Light breast forms offer the following benefits:

• Weigh up to a third less than traditional breast forms of the same shape, offering exceptional comfort

• They help to reduce tension in the neck and shoulders, and are therefore particularly beneficial for women with a large bust or who have been diagnosed with lymphedema following their breast surgery.

• Ideal to wear for sports and swimming

• All Amoena light versions combine the advantages of the best fitting breast form with lightweight comfort.

Now with Comfort+

Amoena Contact attachable breast forms are even more comfortable to wear with a unique and innovative design that includes new Comfort+ technology.

• Look and feel natural with soft silicone front layer and new super-soft outer film that feels like cashmere.

• Stay at a constant, comfortable body temperature longer with new Comfort+. The pearlescent temperature-equalizing layer absorbs excess body heat which reduces perspiration behind the form.
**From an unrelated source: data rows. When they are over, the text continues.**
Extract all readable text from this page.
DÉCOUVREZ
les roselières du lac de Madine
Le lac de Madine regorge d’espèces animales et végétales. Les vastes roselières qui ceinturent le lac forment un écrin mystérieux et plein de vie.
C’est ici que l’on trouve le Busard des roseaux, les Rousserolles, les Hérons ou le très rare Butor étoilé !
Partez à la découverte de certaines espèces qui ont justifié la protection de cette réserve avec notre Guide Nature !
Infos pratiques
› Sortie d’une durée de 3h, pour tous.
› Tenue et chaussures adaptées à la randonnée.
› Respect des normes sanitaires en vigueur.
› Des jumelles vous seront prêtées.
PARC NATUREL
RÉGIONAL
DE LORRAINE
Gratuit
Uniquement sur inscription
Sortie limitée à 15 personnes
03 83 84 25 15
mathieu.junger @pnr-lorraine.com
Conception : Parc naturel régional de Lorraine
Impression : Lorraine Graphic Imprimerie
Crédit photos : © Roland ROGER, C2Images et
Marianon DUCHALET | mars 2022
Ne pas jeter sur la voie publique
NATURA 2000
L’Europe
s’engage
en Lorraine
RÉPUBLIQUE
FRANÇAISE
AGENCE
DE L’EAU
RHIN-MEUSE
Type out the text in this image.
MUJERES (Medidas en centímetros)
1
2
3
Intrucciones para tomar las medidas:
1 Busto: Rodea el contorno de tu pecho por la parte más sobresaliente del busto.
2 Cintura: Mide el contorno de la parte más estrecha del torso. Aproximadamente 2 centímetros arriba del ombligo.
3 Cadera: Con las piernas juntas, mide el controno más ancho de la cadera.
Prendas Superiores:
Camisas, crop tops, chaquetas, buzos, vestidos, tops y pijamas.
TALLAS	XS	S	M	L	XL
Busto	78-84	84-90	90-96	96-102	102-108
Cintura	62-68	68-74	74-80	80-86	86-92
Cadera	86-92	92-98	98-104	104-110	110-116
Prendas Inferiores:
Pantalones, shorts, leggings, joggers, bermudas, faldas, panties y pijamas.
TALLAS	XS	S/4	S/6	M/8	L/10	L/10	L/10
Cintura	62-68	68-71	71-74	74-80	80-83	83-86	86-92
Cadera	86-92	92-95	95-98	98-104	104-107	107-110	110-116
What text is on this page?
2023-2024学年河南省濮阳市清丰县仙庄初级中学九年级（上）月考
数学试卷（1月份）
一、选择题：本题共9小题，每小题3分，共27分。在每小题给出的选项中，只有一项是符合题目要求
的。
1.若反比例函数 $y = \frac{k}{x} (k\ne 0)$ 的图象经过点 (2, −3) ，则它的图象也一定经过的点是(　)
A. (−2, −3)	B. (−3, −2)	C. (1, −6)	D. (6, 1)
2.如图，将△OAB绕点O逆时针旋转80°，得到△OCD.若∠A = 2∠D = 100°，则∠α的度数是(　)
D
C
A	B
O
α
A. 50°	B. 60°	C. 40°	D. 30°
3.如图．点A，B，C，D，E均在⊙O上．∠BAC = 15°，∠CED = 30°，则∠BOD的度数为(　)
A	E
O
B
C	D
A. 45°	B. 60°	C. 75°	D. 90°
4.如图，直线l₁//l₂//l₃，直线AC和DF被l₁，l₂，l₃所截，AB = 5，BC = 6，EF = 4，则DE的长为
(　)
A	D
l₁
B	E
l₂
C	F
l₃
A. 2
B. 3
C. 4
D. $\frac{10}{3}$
• Enjoy the attachable confidence of the Pearl adhesive combined with Comfort+ technology—you’ll feel an even more secure adhesion.

I am very excited. I should get it sometime this week!!!! Overall, I am doing well. My cousin who was diagnosed with IBC as well had her surgery last Tuesday. Her path reports were great as well. She is back home and recovering. I went to visit her in the hospital. It was like reliving it all over again. I even saw some of the same nurses. I was having a hard time fighting back tears when I saw her.